"Over 80% of women say that shampoo leaves their hair healthier and shinier".
Such claims are common in advertising for all manner of consumer products. What they might not tell you is that only five women tested the shampoo. And of the four who certified its miraculous effect, one or two probably ended up with nicer hair purely by chance, or simply imagined the results.

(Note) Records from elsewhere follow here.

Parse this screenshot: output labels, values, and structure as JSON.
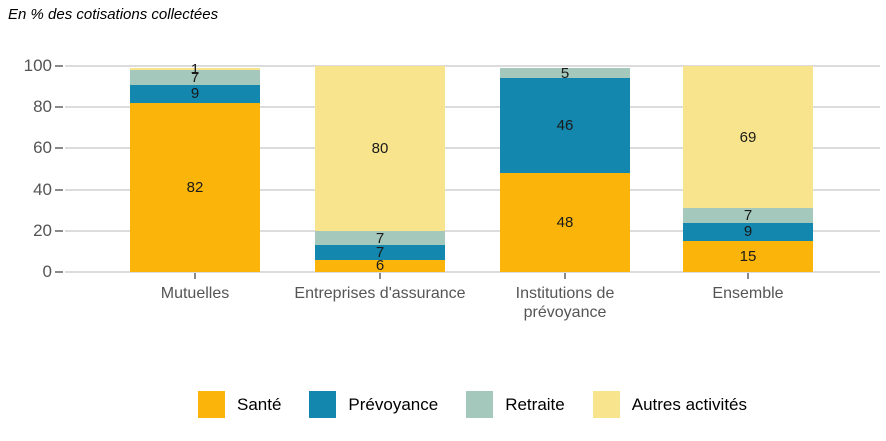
{
  "title": "En % des cotisations collectées",
  "chart_data": {
    "type": "bar",
    "stacked": true,
    "title": "En % des cotisations collectées",
    "categories": [
      "Mutuelles",
      "Entreprises d'assurance",
      "Institutions de\nprévoyance",
      "Ensemble"
    ],
    "series": [
      {
        "name": "Santé",
        "color": "#FBB50A",
        "values": [
          82,
          6,
          48,
          15
        ]
      },
      {
        "name": "Prévoyance",
        "color": "#1387AD",
        "values": [
          9,
          7,
          46,
          9
        ]
      },
      {
        "name": "Retraite",
        "color": "#A4C8BB",
        "values": [
          7,
          7,
          5,
          7
        ]
      },
      {
        "name": "Autres activités",
        "color": "#F8E48C",
        "values": [
          1,
          80,
          0,
          69
        ]
      }
    ],
    "xlabel": "",
    "ylabel": "",
    "yticks": [
      0,
      20,
      40,
      60,
      80,
      100
    ],
    "ylim": [
      0,
      100
    ],
    "grid": "horizontal",
    "legend_position": "bottom",
    "value_labels": true
  },
  "colors": {
    "background": "#FFFFFF",
    "gridline": "#DCDCDC",
    "axis_text": "#555555",
    "tick_mark": "#8A8A8A",
    "value_label_text": "#1A1A1A"
  }
}
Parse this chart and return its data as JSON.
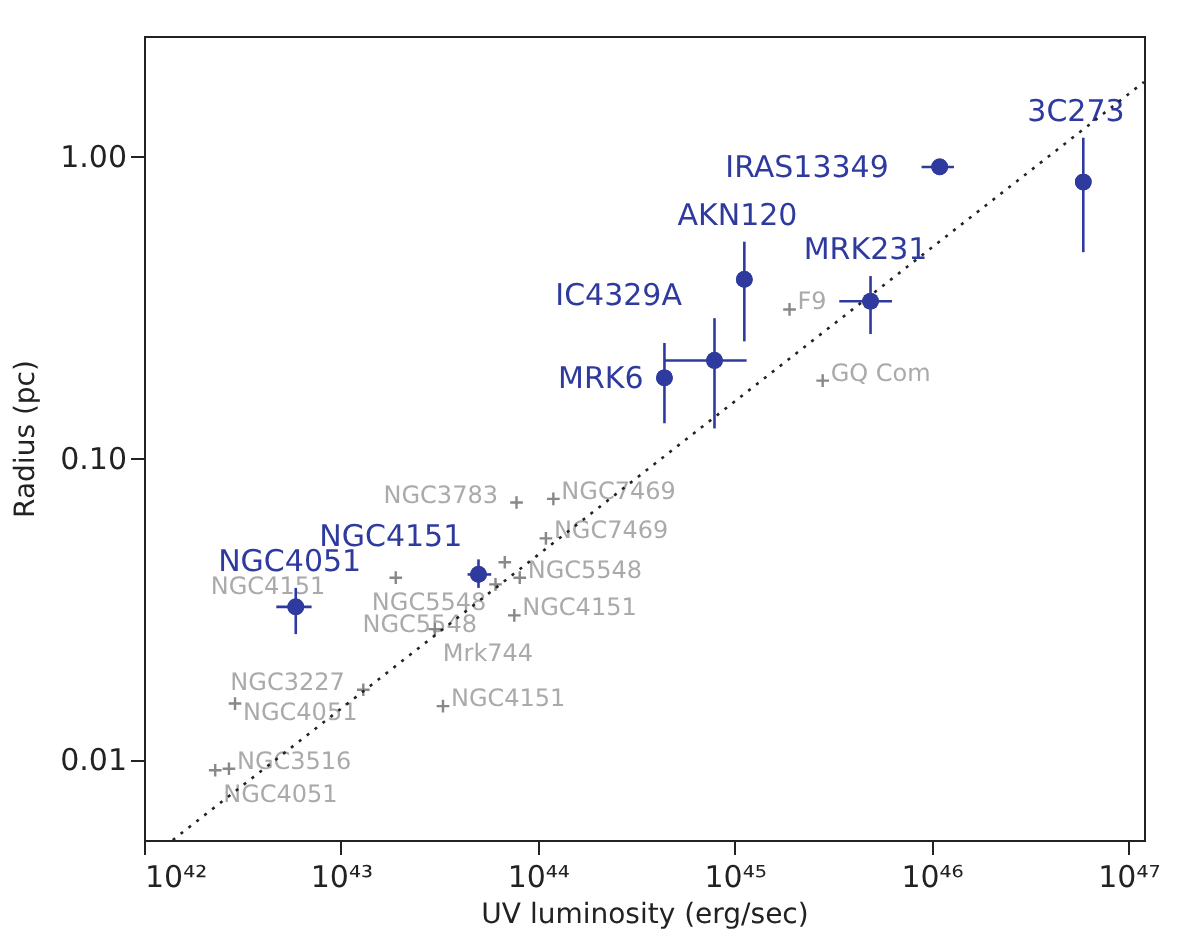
{
  "chart_data": {
    "type": "scatter",
    "xlabel": "UV luminosity (erg/sec)",
    "ylabel": "Radius (pc)",
    "log": "xy",
    "grid": false,
    "xlim": [
      1e+42,
      1.2e+47
    ],
    "ylim": [
      0.0054,
      2.5
    ],
    "xticks": [
      {
        "value": 1e+42,
        "label": "10⁴²"
      },
      {
        "value": 1e+43,
        "label": "10⁴³"
      },
      {
        "value": 1e+44,
        "label": "10⁴⁴"
      },
      {
        "value": 1e+45,
        "label": "10⁴⁵"
      },
      {
        "value": 1e+46,
        "label": "10⁴⁶"
      },
      {
        "value": 1e+47,
        "label": "10⁴⁷"
      }
    ],
    "yticks": [
      {
        "value": 0.01,
        "label": "0.01"
      },
      {
        "value": 0.1,
        "label": "0.10"
      },
      {
        "value": 1,
        "label": "1.00"
      }
    ],
    "series": [
      {
        "color": "#2e3a9e",
        "marker": "circle",
        "x": [
          5.9e+42,
          5e+43,
          4.4e+44,
          7.9e+44,
          1.12e+45,
          4.9e+45,
          1.1e+46,
          5.9e+46
        ],
        "values": [
          0.032,
          0.041,
          0.184,
          0.21,
          0.39,
          0.33,
          0.92,
          0.82
        ],
        "errors": [
          [
            0.026,
            0.037
          ],
          [
            0.037,
            0.046
          ],
          [
            0.13,
            0.24
          ],
          [
            0.125,
            0.29
          ],
          [
            0.243,
            0.52
          ],
          [
            0.257,
            0.4
          ],
          null,
          [
            0.48,
            1.15
          ]
        ],
        "xerrors": [
          [
            4.7e+42,
            7.1e+42
          ],
          [
            4.4e+43,
            5.8e+43
          ],
          null,
          [
            4.4e+44,
            1.15e+45
          ],
          null,
          [
            3.4e+45,
            6.3e+45
          ],
          [
            8.9e+45,
            1.3e+46
          ],
          null
        ]
      },
      {
        "color": "#888888",
        "marker": "cross",
        "x": [
          7.8e+43,
          1.2e+44,
          1.1e+44,
          1.9e+43,
          6.8e+43,
          6.1e+43,
          8.1e+43,
          3e+43,
          7.6e+43,
          1.3e+43,
          2.9e+42,
          3.3e+43,
          2.3e+42,
          2.7e+42,
          1.9e+45,
          2.8e+45
        ],
        "values": [
          0.071,
          0.073,
          0.054,
          0.04,
          0.045,
          0.038,
          0.04,
          0.027,
          0.03,
          0.017,
          0.0153,
          0.015,
          0.0092,
          0.0093,
          0.31,
          0.18
        ]
      },
      {
        "type": "line",
        "color": "#222222",
        "line_style": "dotted",
        "marker": "none",
        "x": [
          1.4e+42,
          1.2e+47
        ],
        "values": [
          0.0054,
          1.76
        ]
      }
    ],
    "annotations": [
      {
        "text": "NGC4051",
        "x": 5.9e+42,
        "y": 0.032
      },
      {
        "text": "NGC4151",
        "x": 5e+43,
        "y": 0.041
      },
      {
        "text": "MRK6",
        "x": 4.4e+44,
        "y": 0.184
      },
      {
        "text": "IC4329A",
        "x": 7.9e+44,
        "y": 0.21
      },
      {
        "text": "AKN120",
        "x": 1.12e+45,
        "y": 0.39
      },
      {
        "text": "MRK231",
        "x": 4.9e+45,
        "y": 0.33
      },
      {
        "text": "IRAS13349",
        "x": 1.1e+46,
        "y": 0.92
      },
      {
        "text": "3C273",
        "x": 5.9e+46,
        "y": 0.82
      },
      {
        "text": "NGC3783",
        "x": 7.8e+43,
        "y": 0.071
      },
      {
        "text": "NGC7469",
        "x": 1.2e+44,
        "y": 0.073
      },
      {
        "text": "NGC7469",
        "x": 1.1e+44,
        "y": 0.054
      },
      {
        "text": "NGC4151",
        "x": 1.9e+43,
        "y": 0.04
      },
      {
        "text": "NGC5548",
        "x": 6.8e+43,
        "y": 0.045
      },
      {
        "text": "NGC5548",
        "x": 6.1e+43,
        "y": 0.038
      },
      {
        "text": "NGC5548",
        "x": 8.1e+43,
        "y": 0.04
      },
      {
        "text": "Mrk744",
        "x": 3e+43,
        "y": 0.027
      },
      {
        "text": "NGC4151",
        "x": 7.6e+43,
        "y": 0.03
      },
      {
        "text": "NGC3227",
        "x": 1.3e+43,
        "y": 0.017
      },
      {
        "text": "NGC4051",
        "x": 2.9e+42,
        "y": 0.0153
      },
      {
        "text": "NGC4151",
        "x": 3.3e+43,
        "y": 0.015
      },
      {
        "text": "NGC4051",
        "x": 2.3e+42,
        "y": 0.0092
      },
      {
        "text": "NGC3516",
        "x": 2.7e+42,
        "y": 0.0093
      },
      {
        "text": "F9",
        "x": 1.9e+45,
        "y": 0.31
      },
      {
        "text": "GQ Com",
        "x": 2.8e+45,
        "y": 0.18
      }
    ]
  }
}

When I buy a new shampoo that promises to deliver bouncy, shiny and luscious hair, I usually fall under the latter of the group and simply will myself to believe that my hair is indeed much bouncier, shinier and luscious. Of course, I’m sure it’s just all in my head. I don’t think it makes any particular difference.
Similar caveats can apply to the effectiveness of all other things we use in our daily lives. In medicine, curing 6 out of 10 patients is promising. Curing 300 out of 500 is the same success, but far more convincing.
Sample size in a test or experiment is absolutely crucial in deciding whether any apparent improvement may have taken place or if it all by just chance alone. The other thing to look out for is randomized controlled trials (RCT) where volunteers are randomly assigned to the experimental group that receives treatment and a control group that receives a placebo. This just evens it all out a little better. The last thing to keep your eye on is making sure the test is repeated over several trials at different times with different participants. If the statistical significance of the test is higher, the more successful it is.
So next time you hear of public accliam for a miracle cure or a wonder shampoo, ask three questions: How many people was it tested on? Was it an RCT? And was the result confirmed by a second, independent test?
Be a skeptic! Don’t take things at face-value.